After a year of silence, GridPane has released an update. This is to simply archive the update if it ever disappears.

2025 Update
2025 Update | GridPane
Hey WordPress Warriors, this is a long-overdue update on all things GridPane—what we’ve been working on this year, what we have planned for the future…
Gridpane Favicongridpane.com

My Thoughts After Reading the GridPane Update

I want to preface by saying I’m a technical user and support people using the platform.

The first thing that really stood out to me was just how wild their financial situation was. It makes a lot more sense now why Patrick wasn’t on social media talking about everything going on with WordPress, Matt, and all the drama. Having investors suddenly demand their money back is a lot for anyone to handle. It’s tough, and honestly sad, because even if I didn’t agree with everything Patrick said, he was someone who actually talked about WordPress with passion. Some of what he shared mattered, and the radio silence didn’t feel great.

The lack of updates gave the impression that GridPane was doing nothing, and I wouldn’t be surprised if they lost customers, mainly because other platforms were launching and existing ones were releasing new features. I get they had a big distraction, but communication is key, and GridPane has gotten better; this gap didn’t help.

On the technical side, their comments about rebuilds, “dragons,” and AI made me think about how GridPane has struggled to ship features and fix bugs. At the same time, they still have the most WordPress-specific configuration and feature set, which was hard to walk away from at the start of 2025, but 2026 might be different.

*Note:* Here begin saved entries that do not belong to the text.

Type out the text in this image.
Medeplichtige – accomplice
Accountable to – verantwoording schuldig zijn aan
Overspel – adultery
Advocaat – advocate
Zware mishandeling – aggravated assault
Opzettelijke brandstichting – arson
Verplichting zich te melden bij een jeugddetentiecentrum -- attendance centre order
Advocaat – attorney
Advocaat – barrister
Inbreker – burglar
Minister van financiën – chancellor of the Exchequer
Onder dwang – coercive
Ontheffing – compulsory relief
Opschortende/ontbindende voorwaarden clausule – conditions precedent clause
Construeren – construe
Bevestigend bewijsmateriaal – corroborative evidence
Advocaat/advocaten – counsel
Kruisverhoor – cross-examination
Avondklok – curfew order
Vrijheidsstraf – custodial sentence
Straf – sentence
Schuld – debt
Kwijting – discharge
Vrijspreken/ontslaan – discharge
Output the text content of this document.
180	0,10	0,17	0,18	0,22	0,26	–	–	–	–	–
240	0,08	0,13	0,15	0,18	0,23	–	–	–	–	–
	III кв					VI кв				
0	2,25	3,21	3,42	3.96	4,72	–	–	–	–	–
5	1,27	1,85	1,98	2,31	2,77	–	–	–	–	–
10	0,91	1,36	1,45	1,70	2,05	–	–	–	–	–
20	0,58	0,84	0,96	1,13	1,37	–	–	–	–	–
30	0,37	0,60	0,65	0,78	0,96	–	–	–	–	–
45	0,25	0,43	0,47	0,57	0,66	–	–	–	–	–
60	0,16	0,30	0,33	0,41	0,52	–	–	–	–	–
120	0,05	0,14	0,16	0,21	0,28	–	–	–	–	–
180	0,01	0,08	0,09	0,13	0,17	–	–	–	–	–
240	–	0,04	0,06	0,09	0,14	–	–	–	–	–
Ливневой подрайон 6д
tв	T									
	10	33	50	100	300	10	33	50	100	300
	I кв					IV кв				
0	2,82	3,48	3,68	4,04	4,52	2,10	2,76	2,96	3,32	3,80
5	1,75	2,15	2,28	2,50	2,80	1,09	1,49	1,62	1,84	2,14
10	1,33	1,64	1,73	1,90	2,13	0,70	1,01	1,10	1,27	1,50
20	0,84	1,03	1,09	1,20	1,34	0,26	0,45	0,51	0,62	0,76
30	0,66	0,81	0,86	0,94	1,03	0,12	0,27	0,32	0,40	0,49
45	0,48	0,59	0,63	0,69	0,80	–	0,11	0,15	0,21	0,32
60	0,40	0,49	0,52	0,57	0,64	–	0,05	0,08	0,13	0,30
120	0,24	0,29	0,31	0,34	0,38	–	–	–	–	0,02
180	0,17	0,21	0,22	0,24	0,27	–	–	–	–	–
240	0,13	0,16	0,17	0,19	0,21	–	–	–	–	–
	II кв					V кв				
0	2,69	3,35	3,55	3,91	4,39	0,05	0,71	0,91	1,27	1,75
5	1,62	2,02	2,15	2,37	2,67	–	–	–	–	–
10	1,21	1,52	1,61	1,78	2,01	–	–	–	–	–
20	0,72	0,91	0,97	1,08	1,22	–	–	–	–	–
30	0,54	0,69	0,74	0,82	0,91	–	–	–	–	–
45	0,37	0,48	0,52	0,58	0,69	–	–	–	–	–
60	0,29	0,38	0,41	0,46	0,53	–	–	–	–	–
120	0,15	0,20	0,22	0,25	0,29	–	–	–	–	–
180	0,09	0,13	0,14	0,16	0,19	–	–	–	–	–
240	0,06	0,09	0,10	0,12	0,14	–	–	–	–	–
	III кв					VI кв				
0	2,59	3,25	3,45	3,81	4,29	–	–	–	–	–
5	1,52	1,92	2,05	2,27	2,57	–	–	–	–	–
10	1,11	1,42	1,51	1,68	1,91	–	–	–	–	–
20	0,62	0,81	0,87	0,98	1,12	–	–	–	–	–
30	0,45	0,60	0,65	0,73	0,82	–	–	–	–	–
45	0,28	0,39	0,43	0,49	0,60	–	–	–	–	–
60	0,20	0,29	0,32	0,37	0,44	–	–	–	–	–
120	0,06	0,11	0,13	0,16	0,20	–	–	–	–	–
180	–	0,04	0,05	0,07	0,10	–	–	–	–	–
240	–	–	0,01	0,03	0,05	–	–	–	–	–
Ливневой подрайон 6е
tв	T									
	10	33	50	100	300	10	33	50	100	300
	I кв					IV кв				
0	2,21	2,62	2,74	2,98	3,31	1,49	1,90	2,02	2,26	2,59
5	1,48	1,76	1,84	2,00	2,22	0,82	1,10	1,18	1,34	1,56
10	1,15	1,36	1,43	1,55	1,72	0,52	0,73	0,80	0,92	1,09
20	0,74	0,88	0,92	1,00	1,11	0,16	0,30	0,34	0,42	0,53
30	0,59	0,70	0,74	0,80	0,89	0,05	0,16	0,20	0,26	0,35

I agree with the Client Portal statement. The original wasn’t done very well, and I’m really hoping the new one is great. But I also hope they fix the API, because right now it’s so limited it’s almost unusable for building on their platform. For example:

  • You can’t tell which domain ID a site uses without looping through all of them.
  • You can’t include SSL when deploying a site.
  • You can’t create SSO magic links.
  • WP-CLI returns no data.

There are also weird workarounds you have to do to make simple things function, and that really needs to change.

As for pricing and add-ons, it’s fine. Being able to choose what you want makes sense. I’m a lifetime deal user, so I’m not using any of the add-ons, and I don’t have much to say there.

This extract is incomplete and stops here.